Algo parecido sucede cuando uno es incorporado a la Iglesia por iniciativa misericordiosa de Dios y rechaza la santidad para él considerándose no capaz o indigno. No es lógico. Hay detrás una teología que no va bien.
Ya se sobreentiende que nadie es digno de la santidad, y que esta no es cuestión de puños, de esfuerzo personal. El problema no está en que se considere la santidad de este modo gimnástico, sino en que se rechaza la santidad incluso como regalo (siendo este el único modo de entenderla). Ahí radica el error: en que la santidad no la quiero ni en pintura. Y esto entra de lleno en la lógica del hombre viejo, pero no en la lógica de la gracia, de la respuesta al amor de Dios, en la acogida de su don de salvación. No resulta lógico rechazar el amor de Dios, que es lo más a lo que puede aspirar todo ser humano. Es realmente incomprensible pero de hecho se da. “Vino a los suyos y los suyos no le recibieron” (Jn 1).
Naturalmente que la persona formada, no carente de educación, no puede quedarse así, tan tranquilo, al negar su respuesta al Dios bueno que se le acerca con tanto amor. Tiene que justificarlo para dejar su conciencia tranquila. “Vino Juan el Bautista, que ni comía ni bebía, y dijisteis que tenía un demonio; viene el Hijo del hombre, que come y bebe, y decís: Mirad qué comilón y qué borracho, amigo de publicanos y pecadores”.
Realmente impresiona. El que no quiere entregarse a la dinámica de la santidad busca excusas y altas teologías que justifican la propia mediocridad. La santidad es regalo, es respuesta y es colaboración. Regalo, porque solo Dios puede divinizar a la persona; Él tiene la iniciativa y Él da la capacidad. Es respuesta a esa iniciativa, a esa oferta de amor. Es colaboración porque se ha de mantener la respuesta afirmativa dada, a lo largo de la vida.
La Virgen, en su total libertad, dijo que sí al inmenso regalo de la maternidad divina. Y mantuvo ese sí como sustrato de una actitud permanente de santidad. Si yo no quiero recibir la santidad, se cae al suelo, no es acogida por mí, resulta estéril. Mi mérito no está esforzarme sino en recibir.
El mismo San Pablo considera santos a los simples fieles que por serlo participan en algún grado de la santidad de Dios. Siguiendo su doctrina, las cosas hay que hacerlas sin murmuración, sin quejas, sin discusiones, con corazón sencillo, en medio de una generación torcida y perversa (Flp 2,14-16). Quéjate menos y amarás mejor. No te quejes (de las iniciativas del Señor) y la santidad te visitará. Quema las inteligentes excusas para entregarte al plan de Dios. Aprende a ver las cosas como son, no como te puedan dar la impresión que son. Juan no está endemoniado, y Cristo es el Salvador.
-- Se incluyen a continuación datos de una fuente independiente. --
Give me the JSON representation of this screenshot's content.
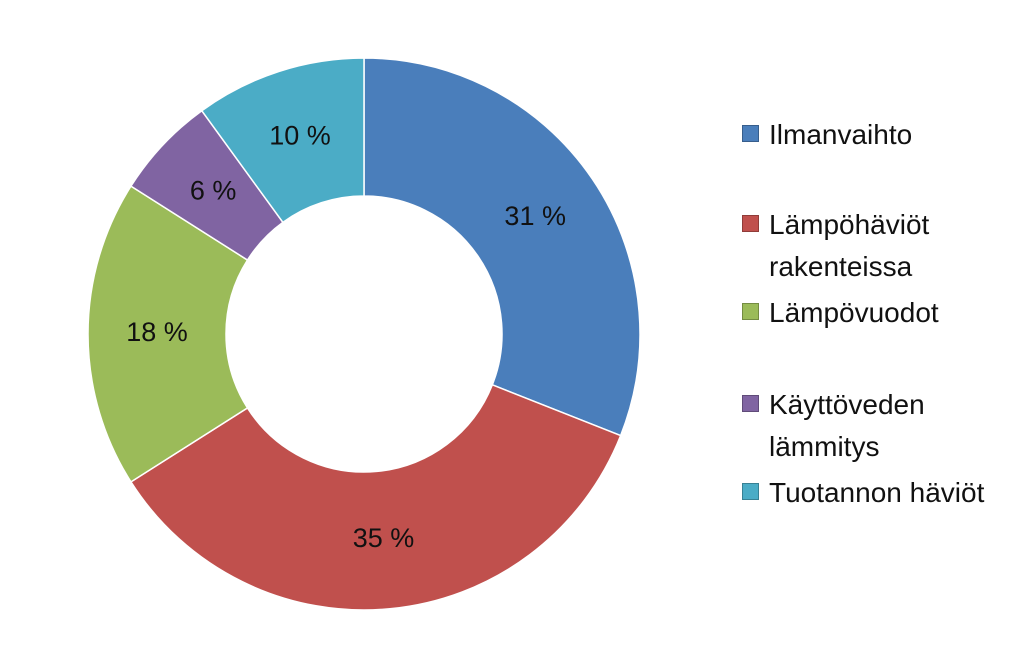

Pero al hombre le gusta la queja, al hombre no bueno. Es el misterio del corazón enfermo que no quiere su medicina. En cambio, el hombre de buen corazón sabe, tiende y procura esclavizarse a la Voluntad de su Señor. Son ellos, “los discípulos de la sabiduría, los que le han dado la razón”
En cualquier caso, la teología de la gracia es muy profunda y tiene un largo recorrido como para ventilar los asuntos de un plumazo. Oigamos la Biblia, oigamos a los santos, oigamos a los teólogos de buena ley. La cosa no se inventó ayer.